Примерно через час мы смогли выбраться из ванной. Пообедав отлично утушившейся картошкой с фаршем, Данила решил, что отдых для слабаков, и мы поехали прямиком в больницу.

В машине я прижалась к нему, чтобы ни на миг не расставаться, и мой Беркут шепнул на ухо:

— Адвокат сказал, что мне очень повезло с женой.

— Он прав, — мурлыкнула я.

— Как ты догадалась, что это Тома?

— Все было просто — в завещании все видно. Кстати, ты знал, что у нее с твоим отцом есть сын?

Данила помрачнел:

— Нет, не знал. Папа скрыл ото всех. Не могу понять, почему.

— И я не могу. Что теперь будет с этим мальчиком… Отец умер, мать в тюрьме.

— У него есть родственники, не пропадет.

Я отстранилась, посмотрела на Данилу:

— А тебе не интересно? Ну, я не знаю: встретиться с ним, пообщаться… Нет?
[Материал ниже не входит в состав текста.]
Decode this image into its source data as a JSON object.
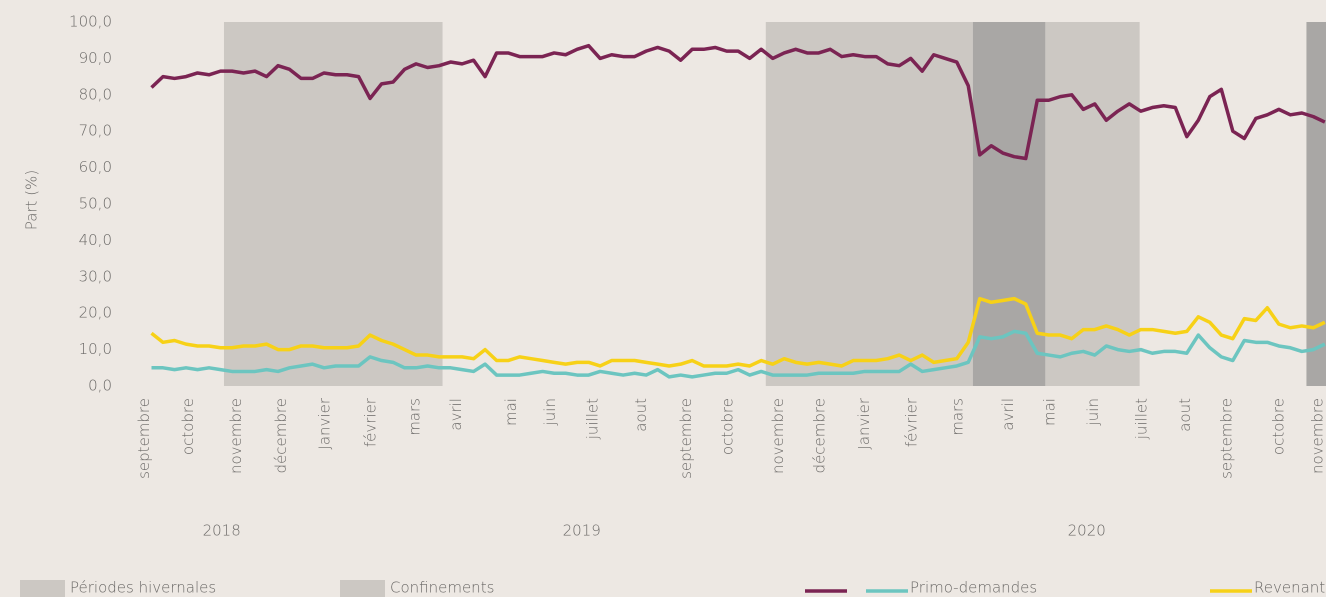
{
  "chart_data": {
    "type": "line",
    "y_label": "Part (%)",
    "ylim": [
      0,
      100
    ],
    "yticks": [
      {
        "value": 0,
        "label": "0,0"
      },
      {
        "value": 10,
        "label": "10,0"
      },
      {
        "value": 20,
        "label": "20,0"
      },
      {
        "value": 30,
        "label": "30,0"
      },
      {
        "value": 40,
        "label": "40,0"
      },
      {
        "value": 50,
        "label": "50,0"
      },
      {
        "value": 60,
        "label": "60,0"
      },
      {
        "value": 70,
        "label": "70,0"
      },
      {
        "value": 80,
        "label": "80,0"
      },
      {
        "value": 90,
        "label": "90,0"
      },
      {
        "value": 100,
        "label": "100,0"
      }
    ],
    "xlim": [
      0,
      103.1
    ],
    "xticks": [
      {
        "value": 0.4,
        "label": "septembre"
      },
      {
        "value": 4.2,
        "label": "octobre"
      },
      {
        "value": 8.4,
        "label": "novembre"
      },
      {
        "value": 12.3,
        "label": "décembre"
      },
      {
        "value": 16.1,
        "label": "Janvier"
      },
      {
        "value": 20.1,
        "label": "février"
      },
      {
        "value": 23.9,
        "label": "mars"
      },
      {
        "value": 27.5,
        "label": "avril"
      },
      {
        "value": 32.3,
        "label": "mai"
      },
      {
        "value": 35.7,
        "label": "juin"
      },
      {
        "value": 39.4,
        "label": "juillet"
      },
      {
        "value": 43.6,
        "label": "aout"
      },
      {
        "value": 47.5,
        "label": "septembre"
      },
      {
        "value": 51.1,
        "label": "octobre"
      },
      {
        "value": 55.5,
        "label": "novembre"
      },
      {
        "value": 59.1,
        "label": "décembre"
      },
      {
        "value": 63.0,
        "label": "Janvier"
      },
      {
        "value": 67.1,
        "label": "février"
      },
      {
        "value": 71.1,
        "label": "mars"
      },
      {
        "value": 75.5,
        "label": "avril"
      },
      {
        "value": 79.1,
        "label": "mai"
      },
      {
        "value": 82.9,
        "label": "juin"
      },
      {
        "value": 87.1,
        "label": "juillet"
      },
      {
        "value": 90.9,
        "label": "aout"
      },
      {
        "value": 94.5,
        "label": "septembre"
      },
      {
        "value": 99.0,
        "label": "octobre"
      },
      {
        "value": 102.4,
        "label": "novembre"
      }
    ],
    "years": [
      {
        "value": 7.1,
        "label": "2018"
      },
      {
        "value": 38.4,
        "label": "2019"
      },
      {
        "value": 82.3,
        "label": "2020"
      }
    ],
    "grid": false,
    "periods": [
      {
        "name": "Périodes hivernales",
        "color": "#ccc8c3",
        "ranges": [
          [
            7.3,
            26.3
          ],
          [
            54.4,
            72.4
          ],
          [
            78.7,
            86.9
          ]
        ]
      },
      {
        "name": "Confinements",
        "color": "#a9a7a5",
        "ranges": [
          [
            72.4,
            78.7
          ],
          [
            101.4,
            103.1
          ]
        ]
      }
    ],
    "x": [
      1,
      2,
      3,
      4,
      5,
      6,
      7,
      8,
      9,
      10,
      11,
      12,
      13,
      14,
      15,
      16,
      17,
      18,
      19,
      20,
      21,
      22,
      23,
      24,
      25,
      26,
      27,
      28,
      29,
      30,
      31,
      32,
      33,
      34,
      35,
      36,
      37,
      38,
      39,
      40,
      41,
      42,
      43,
      44,
      45,
      46,
      47,
      48,
      49,
      50,
      51,
      52,
      53,
      54,
      55,
      56,
      57,
      58,
      59,
      60,
      61,
      62,
      63,
      64,
      65,
      66,
      67,
      68,
      69,
      70,
      71,
      72,
      73,
      74,
      75,
      76,
      77,
      78,
      79,
      80,
      81,
      82,
      83,
      84,
      85,
      86,
      87,
      88,
      89,
      90,
      91,
      92,
      93,
      94,
      95,
      96,
      97,
      98,
      99,
      100,
      101,
      102,
      103
    ],
    "series": [
      {
        "color": "#7b2453",
        "values": [
          82,
          85,
          84.5,
          85,
          86,
          85.5,
          86.5,
          86.5,
          86,
          86.5,
          85,
          88,
          87,
          84.5,
          84.5,
          86,
          85.5,
          85.5,
          85,
          79,
          83,
          83.5,
          87,
          88.5,
          87.5,
          88,
          89,
          88.5,
          89.5,
          85,
          91.5,
          91.5,
          90.5,
          90.5,
          90.5,
          91.5,
          91,
          92.5,
          93.5,
          90,
          91,
          90.5,
          90.5,
          92,
          93,
          92,
          89.5,
          92.5,
          92.5,
          93,
          92,
          92,
          90,
          92.5,
          90,
          91.5,
          92.5,
          91.5,
          91.5,
          92.5,
          90.5,
          91,
          90.5,
          90.5,
          88.5,
          88,
          90,
          86.5,
          91,
          90,
          89,
          82.5,
          63.5,
          66,
          64,
          63,
          62.5,
          78.5,
          78.5,
          79.5,
          80,
          76,
          77.5,
          73,
          75.5,
          77.5,
          75.5,
          76.5,
          77,
          76.5,
          68.5,
          73,
          79.5,
          81.5,
          70,
          68,
          73.5,
          74.5,
          76,
          74.5,
          75,
          74,
          72.5
        ]
      },
      {
        "name": "Primo-demandes",
        "color": "#6cc5c0",
        "values": [
          5,
          5,
          4.5,
          5,
          4.5,
          5,
          4.5,
          4,
          4,
          4,
          4.5,
          4,
          5,
          5.5,
          6,
          5,
          5.5,
          5.5,
          5.5,
          8,
          7,
          6.5,
          5,
          5,
          5.5,
          5,
          5,
          4.5,
          4,
          6,
          3,
          3,
          3,
          3.5,
          4,
          3.5,
          3.5,
          3,
          3,
          4,
          3.5,
          3,
          3.5,
          3,
          4.5,
          2.5,
          3,
          2.5,
          3,
          3.5,
          3.5,
          4.5,
          3,
          4,
          3,
          3,
          3,
          3,
          3.5,
          3.5,
          3.5,
          3.5,
          4,
          4,
          4,
          4,
          6,
          4,
          4.5,
          5,
          5.5,
          6.5,
          13.5,
          13,
          13.5,
          15,
          14.5,
          9,
          8.5,
          8,
          9,
          9.5,
          8.5,
          11,
          10,
          9.5,
          10,
          9,
          9.5,
          9.5,
          9,
          14,
          10.5,
          8,
          7,
          12.5,
          12,
          12,
          11,
          10.5,
          9.5,
          10,
          11.5
        ]
      },
      {
        "name": "Revenants",
        "color": "#f7d117",
        "values": [
          14.5,
          12,
          12.5,
          11.5,
          11,
          11,
          10.5,
          10.5,
          11,
          11,
          11.5,
          10,
          10,
          11,
          11,
          10.5,
          10.5,
          10.5,
          11,
          14,
          12.5,
          11.5,
          10,
          8.5,
          8.5,
          8,
          8,
          8,
          7.5,
          10,
          7,
          7,
          8,
          7.5,
          7,
          6.5,
          6,
          6.5,
          6.5,
          5.5,
          7,
          7,
          7,
          6.5,
          6,
          5.5,
          6,
          7,
          5.5,
          5.5,
          5.5,
          6,
          5.5,
          7,
          6,
          7.5,
          6.5,
          6,
          6.5,
          6,
          5.5,
          7,
          7,
          7,
          7.5,
          8.5,
          7,
          8.5,
          6.5,
          7,
          7.5,
          12,
          24,
          23,
          23.5,
          24,
          22.5,
          14.5,
          14,
          14,
          13,
          15.5,
          15.5,
          16.5,
          15.5,
          14,
          15.5,
          15.5,
          15,
          14.5,
          15,
          19,
          17.5,
          14,
          13,
          18.5,
          18,
          21.5,
          17,
          16,
          16.5,
          16,
          17.5
        ]
      }
    ]
  }
}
— Почему мне должно быть интересно?

— Ну… Все же родная кровь.

Он усмехнулся:

— Родная кровь — это девчонки. Мы с ними выросли вместе, я помню, как их приносили из роддома, как по ночам они орали, пока были маленькие… А в венах пацана может и течет папина кровь, но он мне никто.
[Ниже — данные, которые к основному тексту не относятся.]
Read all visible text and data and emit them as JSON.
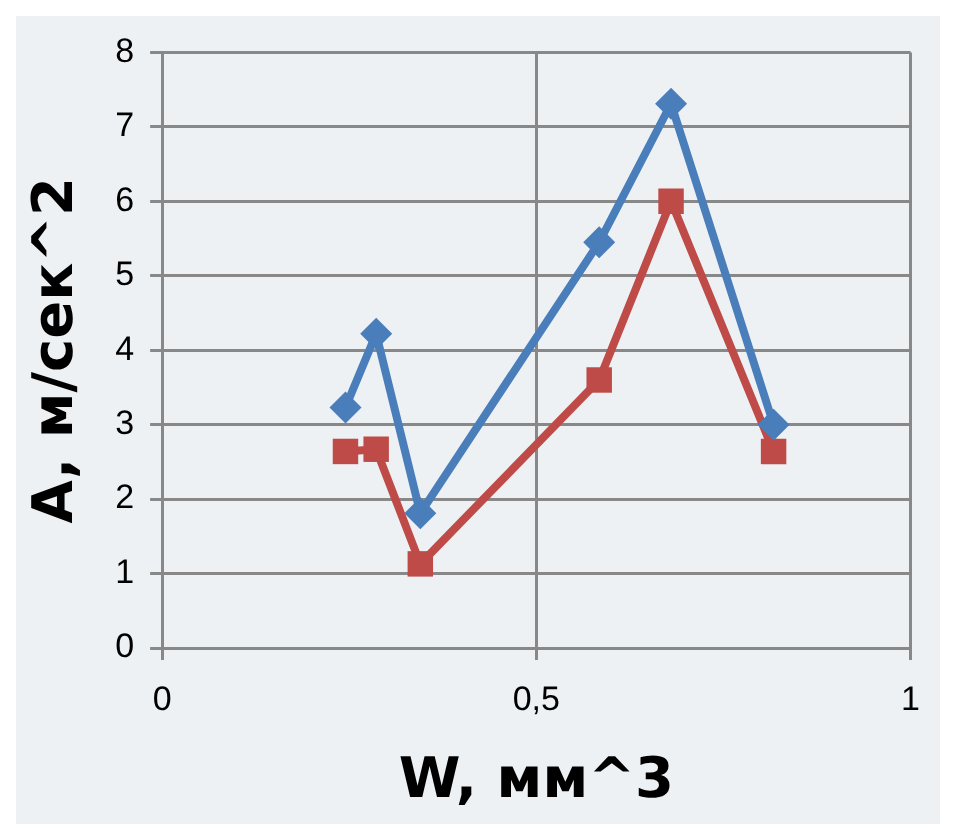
{
  "chart_data": {
    "type": "line",
    "xlabel": "W, мм^3",
    "ylabel": "A, м/сек^2",
    "x": [
      0.245,
      0.286,
      0.345,
      0.584,
      0.68,
      0.817
    ],
    "series": [
      {
        "color": "#4a7ebb",
        "marker": "diamond",
        "values": [
          3.23,
          4.22,
          1.81,
          5.45,
          7.31,
          3.0
        ]
      },
      {
        "color": "#be4b48",
        "marker": "square",
        "values": [
          2.64,
          2.67,
          1.13,
          3.6,
          6.0,
          2.64
        ]
      }
    ],
    "xlim": [
      0,
      1
    ],
    "xticks": [
      0,
      {
        "value": 0.5,
        "label": "0,5"
      },
      1
    ],
    "ylim": [
      0,
      8
    ],
    "yticks": [
      0,
      1,
      2,
      3,
      4,
      5,
      6,
      7,
      8
    ],
    "grid": true
  }
}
Пожав плечами, я отступилась. Его семья. Пусть сам решает, кто ему родной, а кто нет.

В больнице нас ждала отличная новость. Дежурный врач глянул в свои записи и объявил Даниле:

— А Беркутова очнулась. Если так и дальше пойдет сегодня переведем ее в палату.
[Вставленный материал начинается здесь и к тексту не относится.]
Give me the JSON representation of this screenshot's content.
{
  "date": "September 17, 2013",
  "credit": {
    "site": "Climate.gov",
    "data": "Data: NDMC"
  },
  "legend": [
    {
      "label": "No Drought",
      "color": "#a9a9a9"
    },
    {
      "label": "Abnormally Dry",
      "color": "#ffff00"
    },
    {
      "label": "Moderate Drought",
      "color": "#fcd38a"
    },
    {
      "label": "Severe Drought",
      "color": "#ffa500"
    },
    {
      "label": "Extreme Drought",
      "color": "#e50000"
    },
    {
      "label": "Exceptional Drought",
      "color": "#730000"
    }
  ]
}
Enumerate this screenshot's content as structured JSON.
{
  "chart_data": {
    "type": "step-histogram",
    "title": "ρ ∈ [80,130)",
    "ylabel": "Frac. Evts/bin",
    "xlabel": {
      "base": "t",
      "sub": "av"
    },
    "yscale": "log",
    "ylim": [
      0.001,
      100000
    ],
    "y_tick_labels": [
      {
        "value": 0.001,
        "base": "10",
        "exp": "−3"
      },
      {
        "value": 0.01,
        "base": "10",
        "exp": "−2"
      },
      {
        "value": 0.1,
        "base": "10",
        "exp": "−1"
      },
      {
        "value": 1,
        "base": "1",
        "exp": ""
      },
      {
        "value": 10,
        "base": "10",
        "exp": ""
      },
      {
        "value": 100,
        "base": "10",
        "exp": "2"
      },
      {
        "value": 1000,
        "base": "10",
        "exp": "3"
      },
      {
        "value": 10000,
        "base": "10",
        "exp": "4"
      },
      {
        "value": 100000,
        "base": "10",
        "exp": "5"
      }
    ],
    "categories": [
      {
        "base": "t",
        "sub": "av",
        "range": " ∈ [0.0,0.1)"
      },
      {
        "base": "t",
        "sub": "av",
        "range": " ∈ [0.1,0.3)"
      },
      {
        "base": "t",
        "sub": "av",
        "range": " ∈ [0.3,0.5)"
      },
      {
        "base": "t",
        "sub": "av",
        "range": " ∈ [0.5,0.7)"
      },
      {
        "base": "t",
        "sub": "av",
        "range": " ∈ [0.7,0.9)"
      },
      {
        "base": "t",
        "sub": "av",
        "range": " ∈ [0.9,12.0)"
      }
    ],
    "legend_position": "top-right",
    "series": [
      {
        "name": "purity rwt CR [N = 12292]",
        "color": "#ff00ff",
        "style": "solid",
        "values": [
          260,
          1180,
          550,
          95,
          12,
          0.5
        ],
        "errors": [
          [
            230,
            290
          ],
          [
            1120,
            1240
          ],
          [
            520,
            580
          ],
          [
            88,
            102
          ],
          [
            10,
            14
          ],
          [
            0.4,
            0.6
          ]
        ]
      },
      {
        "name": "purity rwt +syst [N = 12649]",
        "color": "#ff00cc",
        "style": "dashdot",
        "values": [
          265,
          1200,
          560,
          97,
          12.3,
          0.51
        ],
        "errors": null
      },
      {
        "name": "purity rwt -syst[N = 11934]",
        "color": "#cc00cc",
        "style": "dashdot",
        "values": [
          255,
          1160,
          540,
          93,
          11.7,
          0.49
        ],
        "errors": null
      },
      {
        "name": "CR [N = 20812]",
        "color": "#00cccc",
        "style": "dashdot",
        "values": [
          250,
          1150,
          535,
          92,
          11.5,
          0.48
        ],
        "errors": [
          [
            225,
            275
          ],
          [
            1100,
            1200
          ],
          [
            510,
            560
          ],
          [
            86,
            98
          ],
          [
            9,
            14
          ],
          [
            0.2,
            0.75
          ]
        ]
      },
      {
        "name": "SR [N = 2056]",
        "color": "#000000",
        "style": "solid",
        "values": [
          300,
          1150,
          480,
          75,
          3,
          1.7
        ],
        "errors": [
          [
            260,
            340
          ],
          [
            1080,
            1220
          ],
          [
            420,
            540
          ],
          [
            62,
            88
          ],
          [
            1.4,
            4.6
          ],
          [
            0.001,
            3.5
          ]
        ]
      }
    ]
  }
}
— Можно нам к ней? — спросил Данила с явным волнением. Врач окинул нас рассеянным взглядом из-под очков и покачал головой:

— В реанимацию? Даже не просите!

— Пожалуйста, доктор, — мой муж полез в карман и вытащил бумажник. Врач нахмурился и уже готов был разразиться гневной тирадой, но я среагировала вовремя. Одной рукой отпихнула кошелек, другой взяла принципиального доктора за локоть:

— Пожалуйста, доктор, не сердитесь на моего мужа. Он весь на нервах, у него отца убили недавно… Пропустите меня к Дарье, мне очень нужно ее увидеть и подбодрить! Я вас уверяю, ей тоже это необходимо! Буквально пять минуточек, я буду тихой, как мышка!

Поупиравшись для порядка, врач все же махнул рукой:

— Ладно уж, подбодрите. Настроение больной очень важно для выздоровления. Вам выдадут халат и бахилы, сейчас… Таня! Проводите девушку к Беркутовой на пять минут.

Медсестра облачила меня не только в халат и бахилы, но и в шапочку, провела по коридору и впустила в палату на нескольких человек, где кровати были отделены одна от другой тонкими шторками.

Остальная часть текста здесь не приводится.